Надо хватать остальных, до кого выйдет дотянуться. Время работает против него.

По большому счету, что ему за разница, что там наворотили стражи мира? Они выполняют свою работу. Как могут. Вполне возможно, им никто и не платил за то, чтобы остановились на версии банального ограбления. Они просто выбрали наиболее простой путь. Это свойственно всем людям.

Самому ему никто не мешает продолжить расследование. Он отчитываться ни перед кем не обязан. Ни в причинах своих поступков. Ни о самом факте, собственно, совершения тех или иных ходов. Тем паче, что ходов у него на ближайшие обороты планируется — страшно представить, какое количество! И продолжение расследования — далеко не самая крамольная часть его планов.

*** ***

Вот и все. С почтенным Нуто покончено.

Охитека с усмешкой рассматривал фотографии. Отличное качество! Это ведь копии тех, что сделали на месте, где обнаружили тело.

И работа хорошая. Прекрасная инсценировка нападения уличной шпаны. Ограблен и убит. Концов никто не найдет.

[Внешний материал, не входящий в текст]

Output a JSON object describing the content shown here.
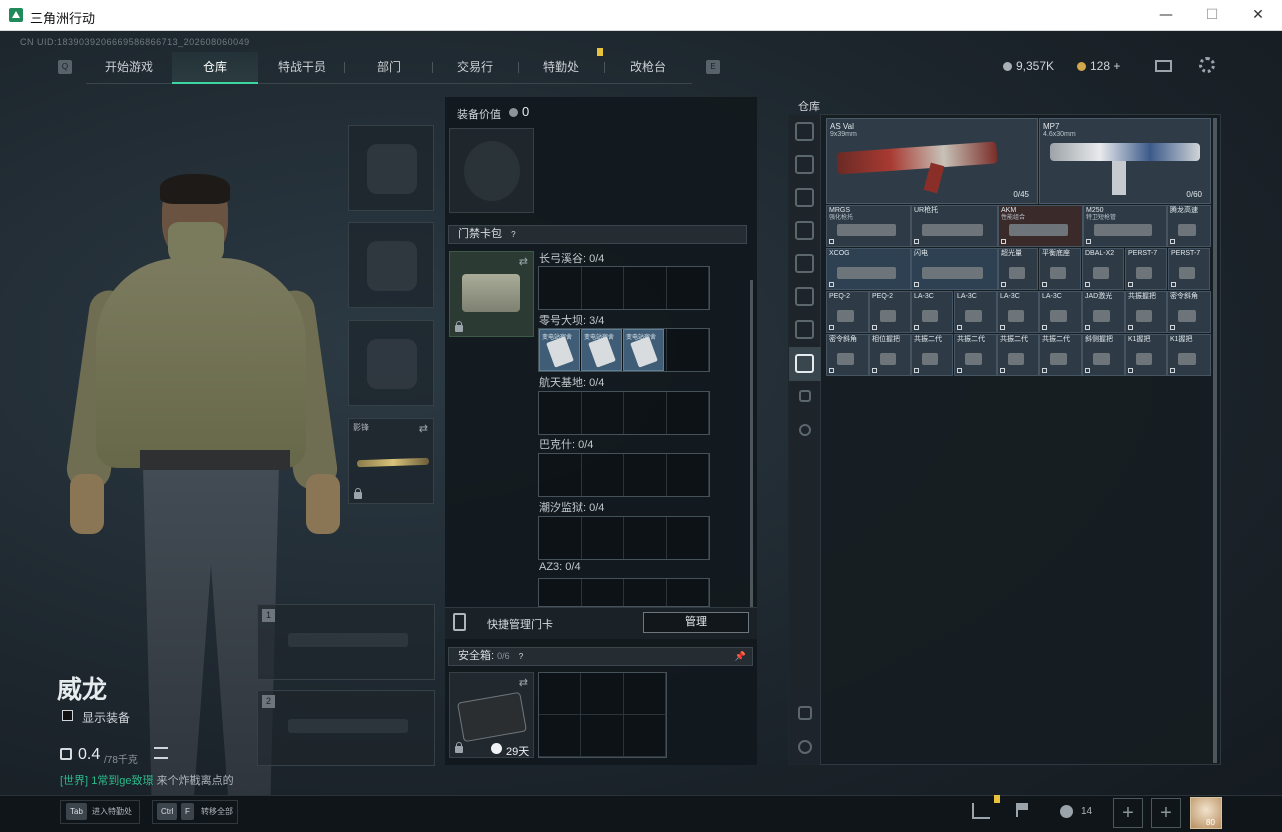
{
  "window": {
    "title": "三角洲行动",
    "controls": [
      "—",
      "☐",
      "✕"
    ]
  },
  "uid": "CN UID:1839039206669586866713_202608060049",
  "nav": {
    "left_key": "Q",
    "right_key": "E",
    "tabs": [
      "开始游戏",
      "仓库",
      "特战干员",
      "部门",
      "交易行",
      "特勤处",
      "改枪台"
    ],
    "active_tab": "仓库"
  },
  "currency": {
    "silver": "9,357K",
    "gold": "128 +"
  },
  "character": {
    "name": "威龙",
    "show_equipment": "显示装备",
    "weight": "0.4",
    "weight_max": "/78千克",
    "melee_label": "影锋"
  },
  "weapon_slots": [
    "1",
    "2"
  ],
  "chat": {
    "channel": "[世界]",
    "user": "1常到ge致璟",
    "message": "来个炸戡离点的"
  },
  "equipment_panel": {
    "value_label": "装备价值",
    "value": "0",
    "keycard_bar": "门禁卡包",
    "help": "?",
    "zones": [
      {
        "label": "长弓溪谷: 0/4"
      },
      {
        "label": "零号大坝: 3/4"
      },
      {
        "label": "航天基地: 0/4"
      },
      {
        "label": "巴克什: 0/4"
      },
      {
        "label": "潮汐监狱: 0/4"
      },
      {
        "label": "AZ3: 0/4"
      }
    ],
    "cards": [
      "变电站宿舍",
      "变电站宿舍",
      "变电站宿舍"
    ],
    "quick_manage": "快捷管理门卡",
    "manage_button": "管理",
    "safebox_label": "安全箱:",
    "safebox_count": "0/6",
    "safebox_days": "29天",
    "pin": "📌"
  },
  "warehouse": {
    "title": "仓库",
    "guns": [
      {
        "name": "AS Val",
        "caliber": "9x39mm",
        "ammo": "0/45"
      },
      {
        "name": "MP7",
        "caliber": "4.6x30mm",
        "ammo": "0/60"
      }
    ],
    "rows": [
      [
        {
          "name": "MRGS",
          "sub": "强化枪托"
        },
        {
          "name": "UR枪托",
          "sub": ""
        },
        {
          "name": "AKM",
          "sub": "性能组合"
        },
        {
          "name": "M250",
          "sub": "特卫短枪管"
        },
        {
          "name": "腾龙高速",
          "sub": ""
        }
      ],
      [
        {
          "name": "XCOG",
          "sub": ""
        },
        {
          "name": "闪电",
          "sub": ""
        },
        {
          "name": "超光量",
          "sub": ""
        },
        {
          "name": "平衡底座",
          "sub": ""
        },
        {
          "name": "DBAL-X2",
          "sub": ""
        },
        {
          "name": "PERST-7",
          "sub": ""
        },
        {
          "name": "PERST-7",
          "sub": ""
        }
      ],
      [
        {
          "name": "PEQ-2",
          "sub": ""
        },
        {
          "name": "PEQ-2",
          "sub": ""
        },
        {
          "name": "LA-3C",
          "sub": ""
        },
        {
          "name": "LA-3C",
          "sub": ""
        },
        {
          "name": "LA-3C",
          "sub": ""
        },
        {
          "name": "LA-3C",
          "sub": ""
        },
        {
          "name": "JAD激光",
          "sub": ""
        },
        {
          "name": "共振握把",
          "sub": ""
        },
        {
          "name": "密令斜角",
          "sub": ""
        }
      ],
      [
        {
          "name": "密令斜角",
          "sub": ""
        },
        {
          "name": "相位握把",
          "sub": ""
        },
        {
          "name": "共振二代",
          "sub": ""
        },
        {
          "name": "共振二代",
          "sub": ""
        },
        {
          "name": "共振二代",
          "sub": ""
        },
        {
          "name": "共振二代",
          "sub": ""
        },
        {
          "name": "斜侧握把",
          "sub": ""
        },
        {
          "name": "K1握把",
          "sub": ""
        },
        {
          "name": "K1握把",
          "sub": ""
        }
      ]
    ]
  },
  "bottom": {
    "tab_key": "Tab",
    "tab_text": "进入特勤处",
    "ctrl_key": "Ctrl",
    "f_key": "F",
    "ctrl_text": "转移全部",
    "friends": "14",
    "plus": "+",
    "level": "80"
  }
}
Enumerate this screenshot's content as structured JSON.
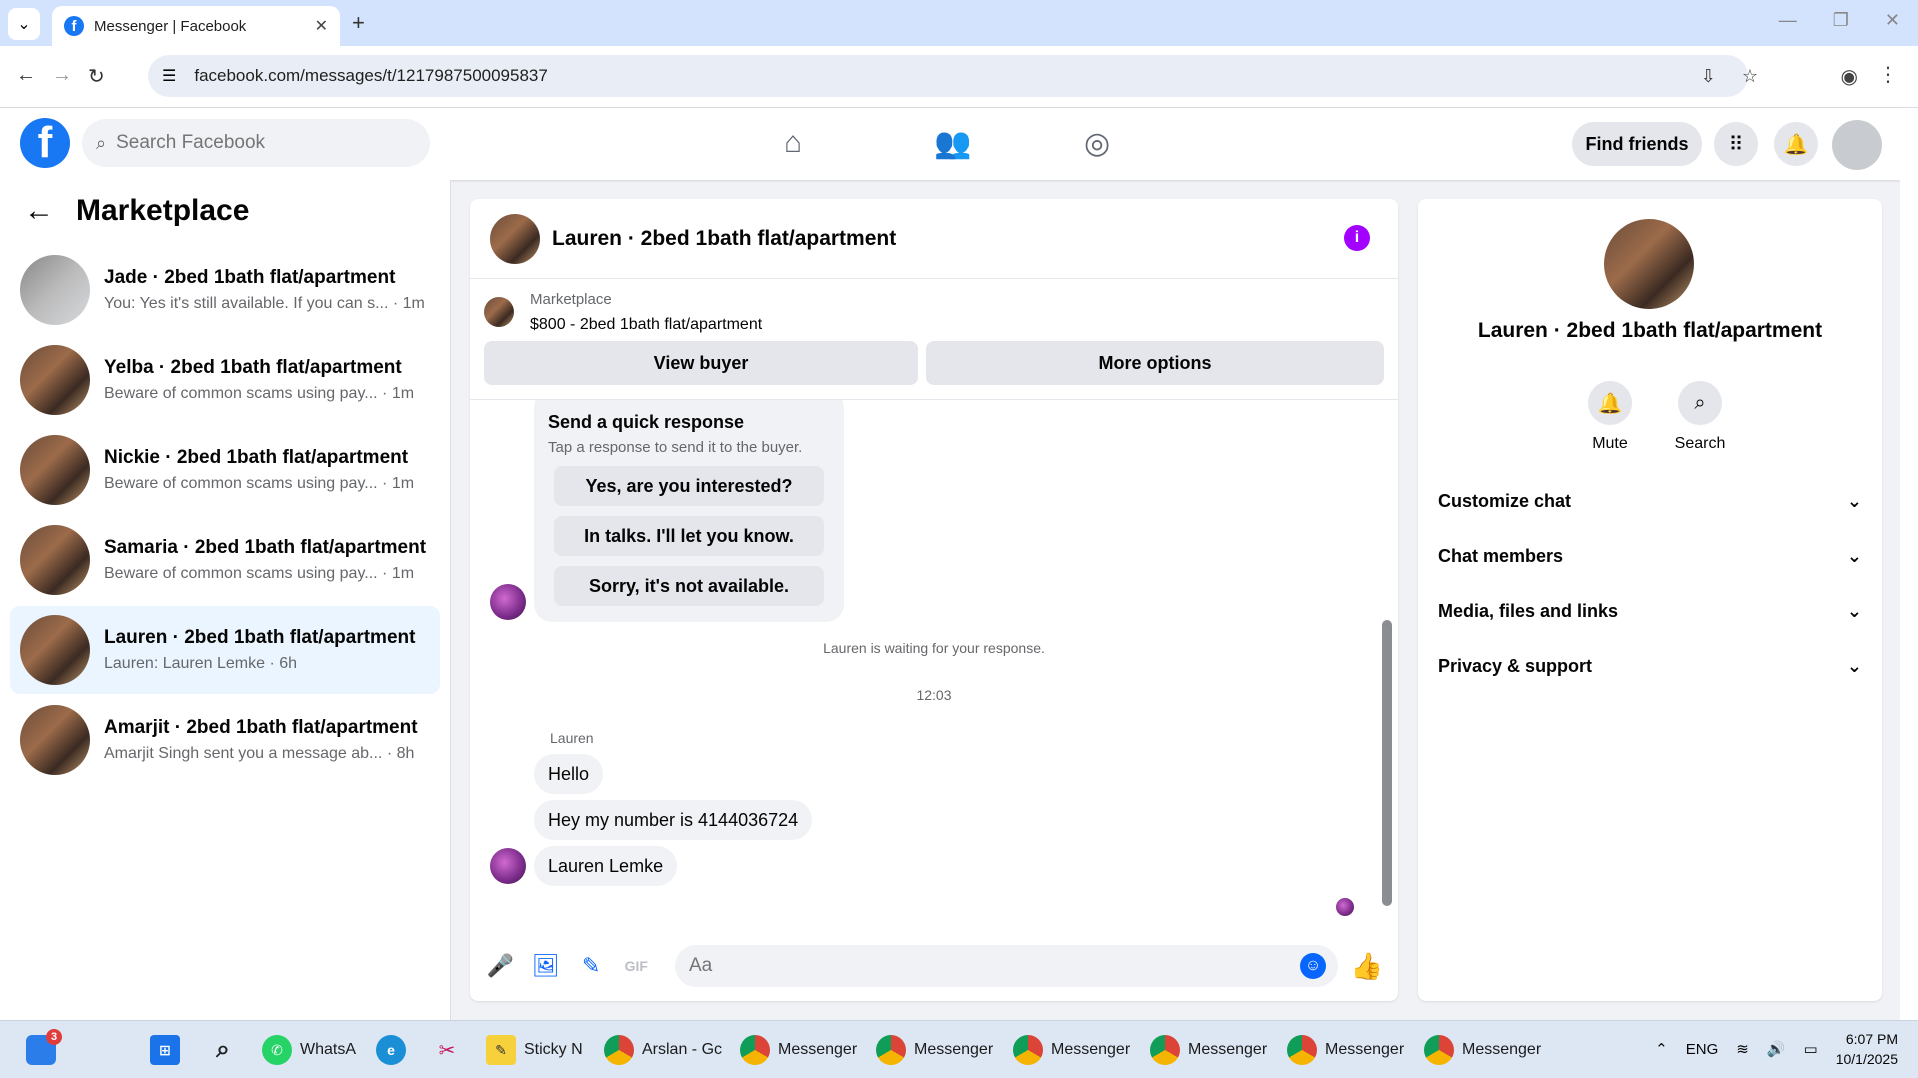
{
  "browser": {
    "tab_title": "Messenger | Facebook",
    "url": "facebook.com/messages/t/1217987500095837"
  },
  "fb": {
    "search_placeholder": "Search Facebook",
    "find_friends": "Find friends"
  },
  "sidebar": {
    "title": "Marketplace",
    "conversations": [
      {
        "name": "Jade · 2bed 1bath flat/apartment",
        "preview": "You: Yes it's still available. If you can s... · 1m"
      },
      {
        "name": "Yelba · 2bed 1bath flat/apartment",
        "preview": "Beware of common scams using pay... · 1m"
      },
      {
        "name": "Nickie · 2bed 1bath flat/apartment",
        "preview": "Beware of common scams using pay... · 1m"
      },
      {
        "name": "Samaria · 2bed 1bath flat/apartment",
        "preview": "Beware of common scams using pay... · 1m"
      },
      {
        "name": "Lauren · 2bed 1bath flat/apartment",
        "preview": "Lauren: Lauren Lemke · 6h"
      },
      {
        "name": "Amarjit · 2bed 1bath flat/apartment",
        "preview": "Amarjit Singh sent you a message ab... · 8h"
      }
    ]
  },
  "chat": {
    "title": "Lauren · 2bed 1bath flat/apartment",
    "marketplace_label": "Marketplace",
    "listing": "$800 - 2bed 1bath flat/apartment",
    "view_buyer": "View buyer",
    "more_options": "More options",
    "quick_title": "Send a quick response",
    "quick_sub": "Tap a response to send it to the buyer.",
    "quick_options": [
      "Yes, are you interested?",
      "In talks. I'll let you know.",
      "Sorry, it's not available."
    ],
    "waiting_note": "Lauren is waiting for your response.",
    "timestamp": "12:03",
    "sender": "Lauren",
    "messages": [
      "Hello",
      "Hey my number is 4144036724",
      "Lauren Lemke"
    ],
    "composer_placeholder": "Aa"
  },
  "details": {
    "name": "Lauren · 2bed 1bath flat/apartment",
    "mute": "Mute",
    "search": "Search",
    "sections": [
      "Customize chat",
      "Chat members",
      "Media, files and links",
      "Privacy & support"
    ]
  },
  "taskbar": {
    "badge": "3",
    "items": [
      "WhatsA",
      "Sticky N",
      "Arslan - Gc",
      "Messenger",
      "Messenger",
      "Messenger",
      "Messenger",
      "Messenger",
      "Messenger"
    ],
    "lang": "ENG",
    "time": "6:07 PM",
    "date": "10/1/2025"
  },
  "colors": {
    "fb_blue": "#1877f2",
    "messenger_blue": "#0866ff",
    "info_purple": "#a200ff"
  }
}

Да и искать не станет: у стражей мира других дел полно! Что им очередное ограбление на улице? Ну, проломили голову художнику. Мало ли таких же обивает пороги галерей и меценатов? Одним молодым дарованием больше, одним меньше. Никто и не заметит. А кто заметил — через сутки-двое забудут.

Что особенно приятно — не пришлось прибегать к помощи храмовников.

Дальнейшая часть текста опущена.